My how times have changed when today you can talk on the phone coast to coast for almost free. Back then to make a coast to coast call for $9.00 it would have had be to a life or death emergency or you’d had to have been VERY well off.

Eddie
 
There still are some astronomical charges in the telecommunications industry. When you look at the price of data roaming when you go out side your free-to-roam areas i.e. in the US or in the EU for me, the costs suddenly go from so cheap you don't need to think give it a second thought  to ... "you might need to remortgage the house if you accidentally open Spotify!"

 

It was very new technology back then and capacity on those long routes was extremely limited, and they knew how to charge for them.

 

It's not all that long ago when you'd really think before making international calls, whereas now you wouldn't bat an eyelid in most cases or can just use FaceTime, Skype, WhatsApp, Signal .. and umpteen other over the top free VoIP services that provide way better audio than a phone and video, can send photos, files etc etc.

 

It's amazing though when you look at how fast the technology is moving though. While VoIP may have been around for a long time at this stage, it's come of age and turned telephony into an app on IP networks and nothing more.
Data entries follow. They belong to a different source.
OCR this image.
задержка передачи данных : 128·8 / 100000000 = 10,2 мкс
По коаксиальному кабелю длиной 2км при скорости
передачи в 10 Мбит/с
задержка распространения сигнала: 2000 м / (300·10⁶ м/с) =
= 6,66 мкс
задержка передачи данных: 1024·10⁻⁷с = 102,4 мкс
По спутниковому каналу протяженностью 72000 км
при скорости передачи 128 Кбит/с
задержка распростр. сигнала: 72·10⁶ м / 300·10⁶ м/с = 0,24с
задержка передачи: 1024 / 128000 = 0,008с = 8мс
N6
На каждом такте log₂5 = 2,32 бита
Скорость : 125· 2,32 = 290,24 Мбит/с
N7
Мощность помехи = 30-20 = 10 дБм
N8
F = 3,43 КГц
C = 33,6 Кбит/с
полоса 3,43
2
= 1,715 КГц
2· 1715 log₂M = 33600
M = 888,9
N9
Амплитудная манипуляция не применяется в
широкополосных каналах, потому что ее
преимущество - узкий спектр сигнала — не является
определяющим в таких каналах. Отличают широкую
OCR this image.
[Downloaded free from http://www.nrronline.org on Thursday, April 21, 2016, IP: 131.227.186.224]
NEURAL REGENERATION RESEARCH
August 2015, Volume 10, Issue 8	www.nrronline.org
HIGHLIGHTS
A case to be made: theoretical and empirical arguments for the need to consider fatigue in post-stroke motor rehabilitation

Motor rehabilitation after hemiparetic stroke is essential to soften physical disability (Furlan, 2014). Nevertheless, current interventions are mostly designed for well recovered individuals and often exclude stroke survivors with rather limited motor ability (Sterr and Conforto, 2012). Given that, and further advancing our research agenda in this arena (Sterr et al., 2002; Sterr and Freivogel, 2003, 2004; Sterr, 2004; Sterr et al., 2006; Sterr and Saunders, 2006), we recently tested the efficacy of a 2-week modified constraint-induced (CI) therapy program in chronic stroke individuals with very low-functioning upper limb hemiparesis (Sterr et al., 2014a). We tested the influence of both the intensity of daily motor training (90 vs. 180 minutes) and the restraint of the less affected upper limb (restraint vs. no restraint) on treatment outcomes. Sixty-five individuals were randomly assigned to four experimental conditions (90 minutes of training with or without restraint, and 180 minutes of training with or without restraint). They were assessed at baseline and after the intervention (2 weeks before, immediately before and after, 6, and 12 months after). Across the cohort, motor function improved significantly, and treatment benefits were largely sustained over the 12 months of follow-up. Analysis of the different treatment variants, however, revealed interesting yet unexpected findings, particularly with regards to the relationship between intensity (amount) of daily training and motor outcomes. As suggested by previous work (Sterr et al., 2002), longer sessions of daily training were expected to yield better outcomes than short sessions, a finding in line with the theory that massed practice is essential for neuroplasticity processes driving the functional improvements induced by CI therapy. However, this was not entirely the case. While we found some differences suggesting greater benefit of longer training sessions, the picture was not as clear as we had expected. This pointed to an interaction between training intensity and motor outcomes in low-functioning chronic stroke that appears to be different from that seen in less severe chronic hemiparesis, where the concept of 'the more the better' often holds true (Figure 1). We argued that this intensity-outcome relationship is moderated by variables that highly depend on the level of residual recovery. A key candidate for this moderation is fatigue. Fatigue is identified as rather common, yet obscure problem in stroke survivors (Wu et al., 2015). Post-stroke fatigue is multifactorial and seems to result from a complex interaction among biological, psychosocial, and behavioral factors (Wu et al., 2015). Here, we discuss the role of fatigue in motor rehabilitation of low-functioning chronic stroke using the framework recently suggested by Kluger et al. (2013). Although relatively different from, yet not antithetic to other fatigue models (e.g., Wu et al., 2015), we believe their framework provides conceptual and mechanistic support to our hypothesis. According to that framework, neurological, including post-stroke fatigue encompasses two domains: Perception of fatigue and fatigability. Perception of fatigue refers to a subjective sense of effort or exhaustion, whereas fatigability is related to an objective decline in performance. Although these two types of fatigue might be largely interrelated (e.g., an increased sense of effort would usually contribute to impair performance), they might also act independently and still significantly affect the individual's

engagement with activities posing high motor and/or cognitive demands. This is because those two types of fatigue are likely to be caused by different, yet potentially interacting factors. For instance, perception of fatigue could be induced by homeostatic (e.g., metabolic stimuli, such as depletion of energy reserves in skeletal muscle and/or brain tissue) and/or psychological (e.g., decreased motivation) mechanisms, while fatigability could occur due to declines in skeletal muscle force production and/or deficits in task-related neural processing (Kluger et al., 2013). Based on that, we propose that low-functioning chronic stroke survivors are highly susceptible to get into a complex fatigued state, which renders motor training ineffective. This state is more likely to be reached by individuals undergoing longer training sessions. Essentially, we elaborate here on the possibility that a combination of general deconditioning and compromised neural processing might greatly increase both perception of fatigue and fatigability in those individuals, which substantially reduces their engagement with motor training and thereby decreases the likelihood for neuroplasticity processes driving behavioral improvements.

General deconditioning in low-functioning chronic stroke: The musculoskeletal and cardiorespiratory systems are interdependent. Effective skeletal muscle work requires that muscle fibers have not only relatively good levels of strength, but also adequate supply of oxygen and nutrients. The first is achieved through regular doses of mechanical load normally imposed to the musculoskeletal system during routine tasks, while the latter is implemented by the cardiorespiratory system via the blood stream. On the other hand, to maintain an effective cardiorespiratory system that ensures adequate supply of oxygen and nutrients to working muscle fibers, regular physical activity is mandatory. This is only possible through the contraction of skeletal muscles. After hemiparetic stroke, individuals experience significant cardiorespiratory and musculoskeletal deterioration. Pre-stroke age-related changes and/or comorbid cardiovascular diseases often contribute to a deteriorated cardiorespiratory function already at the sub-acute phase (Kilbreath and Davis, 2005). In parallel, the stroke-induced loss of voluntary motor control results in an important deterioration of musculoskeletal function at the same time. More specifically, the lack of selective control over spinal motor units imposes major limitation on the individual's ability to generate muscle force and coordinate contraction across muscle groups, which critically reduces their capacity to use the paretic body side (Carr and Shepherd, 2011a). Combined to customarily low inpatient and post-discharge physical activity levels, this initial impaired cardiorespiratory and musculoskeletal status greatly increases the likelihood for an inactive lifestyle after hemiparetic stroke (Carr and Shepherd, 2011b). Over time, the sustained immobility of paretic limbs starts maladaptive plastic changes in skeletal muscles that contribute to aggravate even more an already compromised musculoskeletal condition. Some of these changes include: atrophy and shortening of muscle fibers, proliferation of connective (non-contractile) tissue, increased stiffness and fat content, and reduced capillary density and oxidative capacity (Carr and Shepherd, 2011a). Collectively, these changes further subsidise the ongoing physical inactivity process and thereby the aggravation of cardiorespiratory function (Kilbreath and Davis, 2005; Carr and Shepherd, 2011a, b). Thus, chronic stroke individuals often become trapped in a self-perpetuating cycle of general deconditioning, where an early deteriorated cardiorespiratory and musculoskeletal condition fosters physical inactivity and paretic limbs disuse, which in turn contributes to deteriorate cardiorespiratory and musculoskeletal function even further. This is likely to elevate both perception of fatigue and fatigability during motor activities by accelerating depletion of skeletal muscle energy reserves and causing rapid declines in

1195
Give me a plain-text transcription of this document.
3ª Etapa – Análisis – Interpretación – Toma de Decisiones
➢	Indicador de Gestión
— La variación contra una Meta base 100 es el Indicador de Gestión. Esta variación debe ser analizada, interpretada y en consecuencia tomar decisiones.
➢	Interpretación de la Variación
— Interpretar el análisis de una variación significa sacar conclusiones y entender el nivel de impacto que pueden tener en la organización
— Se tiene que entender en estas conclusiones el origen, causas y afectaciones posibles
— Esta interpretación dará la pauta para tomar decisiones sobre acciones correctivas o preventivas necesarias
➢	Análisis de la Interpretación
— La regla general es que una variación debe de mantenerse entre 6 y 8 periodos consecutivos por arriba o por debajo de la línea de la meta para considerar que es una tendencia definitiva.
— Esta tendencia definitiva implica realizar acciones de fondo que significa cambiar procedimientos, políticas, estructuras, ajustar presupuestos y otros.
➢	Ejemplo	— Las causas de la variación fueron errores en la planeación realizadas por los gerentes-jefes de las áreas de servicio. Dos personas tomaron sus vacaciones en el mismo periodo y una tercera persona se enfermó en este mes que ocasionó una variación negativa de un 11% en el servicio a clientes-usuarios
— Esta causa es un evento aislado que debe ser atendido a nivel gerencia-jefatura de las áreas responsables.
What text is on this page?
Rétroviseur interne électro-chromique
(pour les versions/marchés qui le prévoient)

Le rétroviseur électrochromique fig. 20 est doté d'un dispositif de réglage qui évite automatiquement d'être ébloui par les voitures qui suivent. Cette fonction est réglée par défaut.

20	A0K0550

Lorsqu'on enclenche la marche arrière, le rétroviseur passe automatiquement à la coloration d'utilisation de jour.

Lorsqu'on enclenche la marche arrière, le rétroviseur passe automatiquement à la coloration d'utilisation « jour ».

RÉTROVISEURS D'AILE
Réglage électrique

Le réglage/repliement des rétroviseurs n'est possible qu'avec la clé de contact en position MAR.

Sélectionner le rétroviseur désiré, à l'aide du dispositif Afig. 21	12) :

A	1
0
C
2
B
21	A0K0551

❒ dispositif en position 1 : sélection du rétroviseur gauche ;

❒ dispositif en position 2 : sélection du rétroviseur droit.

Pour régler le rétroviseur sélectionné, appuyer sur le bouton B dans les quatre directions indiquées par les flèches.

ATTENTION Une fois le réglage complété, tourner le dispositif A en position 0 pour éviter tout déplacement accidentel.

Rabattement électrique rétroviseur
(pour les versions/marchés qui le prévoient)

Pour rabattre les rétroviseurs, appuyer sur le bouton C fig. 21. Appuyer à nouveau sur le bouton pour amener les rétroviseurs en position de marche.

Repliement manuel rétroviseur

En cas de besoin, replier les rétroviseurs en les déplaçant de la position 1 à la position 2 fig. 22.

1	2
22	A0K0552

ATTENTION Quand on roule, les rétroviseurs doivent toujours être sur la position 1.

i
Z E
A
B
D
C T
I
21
What were telephone exchanges / central offices are living on as aggregation nodes housing routers and switches for fibre networks carrying internet data.

 

I think though we also sometimes forget just how old switched voice technology is. TDM switches have been with us since the late 1970s and early 80s. Many of them are 40 years old (with upgrades). In some cases probably far older than the crossbars they replaced.

 

I know in the network here in Ireland, a lot of the Ericsson ARF and ITT Pentaconta crossbars dated from the 1960s and 70s and were out of service by the 1990s so maybe 25-30 years old. Some of the digital exchanges that replaced them went into service in 1980/81, at least in their first iteration, so retired having given in some cases more than a decade more service than the old electromechanical technology they replaced! Yet for some reason because they were digital, we seem to not appreciate just how old that TDM technology is. It won't be entirely cleared out of our network until 2023.